Can Ghana Avoid the Oil Curse?

In a policy briefing on resource revenue management in Ghana, Antoine Heuty of RWI and Andrés Mejía Acosta of the Institute of Development Studies explore how domestic political factors may influence development outcomes through the management of natural resource revenues.

Though Ghana is among the world's top ten exporters of gold, nearly 80% of the population lives on less than two U.S. dollars per day. Despite this paradox, Ghana appears to have avoided some of the traditional "curses" associated with resource-rich, aid-dependent countries, leading the Sub-Saharan African nations on most democracy indicators.

Building on policy lessons from the management of Ghana's gold and cocoa, Heuty and Mejía Acosta analyze possible scenarios for sharing the windfall from the newly discovered oil resources. They review the mixed performance of fiscal decentralization of mining revenues and argue that a model of centralized power-sharing appears more likely to manage revenues from oil.

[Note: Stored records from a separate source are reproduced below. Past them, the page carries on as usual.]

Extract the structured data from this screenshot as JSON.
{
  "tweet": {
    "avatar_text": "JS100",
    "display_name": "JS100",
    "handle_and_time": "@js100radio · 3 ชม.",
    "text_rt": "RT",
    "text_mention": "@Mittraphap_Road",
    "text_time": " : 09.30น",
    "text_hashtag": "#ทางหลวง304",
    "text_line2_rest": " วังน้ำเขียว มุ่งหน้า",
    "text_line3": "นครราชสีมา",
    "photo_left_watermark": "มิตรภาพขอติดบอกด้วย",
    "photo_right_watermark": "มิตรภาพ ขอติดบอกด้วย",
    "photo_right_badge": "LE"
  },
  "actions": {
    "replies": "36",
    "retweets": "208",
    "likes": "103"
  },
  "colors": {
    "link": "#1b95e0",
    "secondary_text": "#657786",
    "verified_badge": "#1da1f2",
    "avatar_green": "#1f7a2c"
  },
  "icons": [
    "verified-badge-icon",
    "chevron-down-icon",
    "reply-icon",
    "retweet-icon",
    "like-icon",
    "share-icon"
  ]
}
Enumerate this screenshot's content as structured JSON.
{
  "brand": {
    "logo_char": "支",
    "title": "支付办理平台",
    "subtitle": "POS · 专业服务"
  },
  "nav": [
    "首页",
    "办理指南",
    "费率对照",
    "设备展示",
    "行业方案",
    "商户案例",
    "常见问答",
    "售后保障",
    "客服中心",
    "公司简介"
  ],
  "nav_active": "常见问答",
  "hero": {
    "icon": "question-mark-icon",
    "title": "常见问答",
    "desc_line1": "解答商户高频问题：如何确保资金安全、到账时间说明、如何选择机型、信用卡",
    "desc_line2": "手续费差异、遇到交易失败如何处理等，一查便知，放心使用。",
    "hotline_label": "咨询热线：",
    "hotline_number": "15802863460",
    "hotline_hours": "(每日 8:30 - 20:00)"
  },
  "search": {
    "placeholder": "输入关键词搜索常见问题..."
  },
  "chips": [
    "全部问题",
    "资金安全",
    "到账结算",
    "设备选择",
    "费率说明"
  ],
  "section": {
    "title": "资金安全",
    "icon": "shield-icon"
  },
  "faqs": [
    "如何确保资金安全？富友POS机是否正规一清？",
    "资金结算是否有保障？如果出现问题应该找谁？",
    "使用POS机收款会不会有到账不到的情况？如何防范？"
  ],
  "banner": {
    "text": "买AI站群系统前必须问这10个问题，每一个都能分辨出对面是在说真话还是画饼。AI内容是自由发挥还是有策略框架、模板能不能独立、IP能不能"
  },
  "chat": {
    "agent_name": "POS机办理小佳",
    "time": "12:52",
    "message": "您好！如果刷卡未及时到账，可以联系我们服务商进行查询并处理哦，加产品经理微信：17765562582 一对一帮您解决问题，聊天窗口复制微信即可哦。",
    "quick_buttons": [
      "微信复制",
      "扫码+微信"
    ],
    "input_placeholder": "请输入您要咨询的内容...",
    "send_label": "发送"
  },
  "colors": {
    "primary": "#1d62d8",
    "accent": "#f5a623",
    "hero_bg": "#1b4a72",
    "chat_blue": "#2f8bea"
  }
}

Improved transparency in oil revenue management is critical if Ghana hopes to mitigate asymmetries of power, information and accountability across all the parties in its emerging oil sector. The regulation of the oil sector should also create and enforce checks and balances by the judiciary and the legislature. With the proper mechanisms for equilibrium, a centralized power-sharing mechanism could offer the political incentives and rewards for the long term management of oil revenues.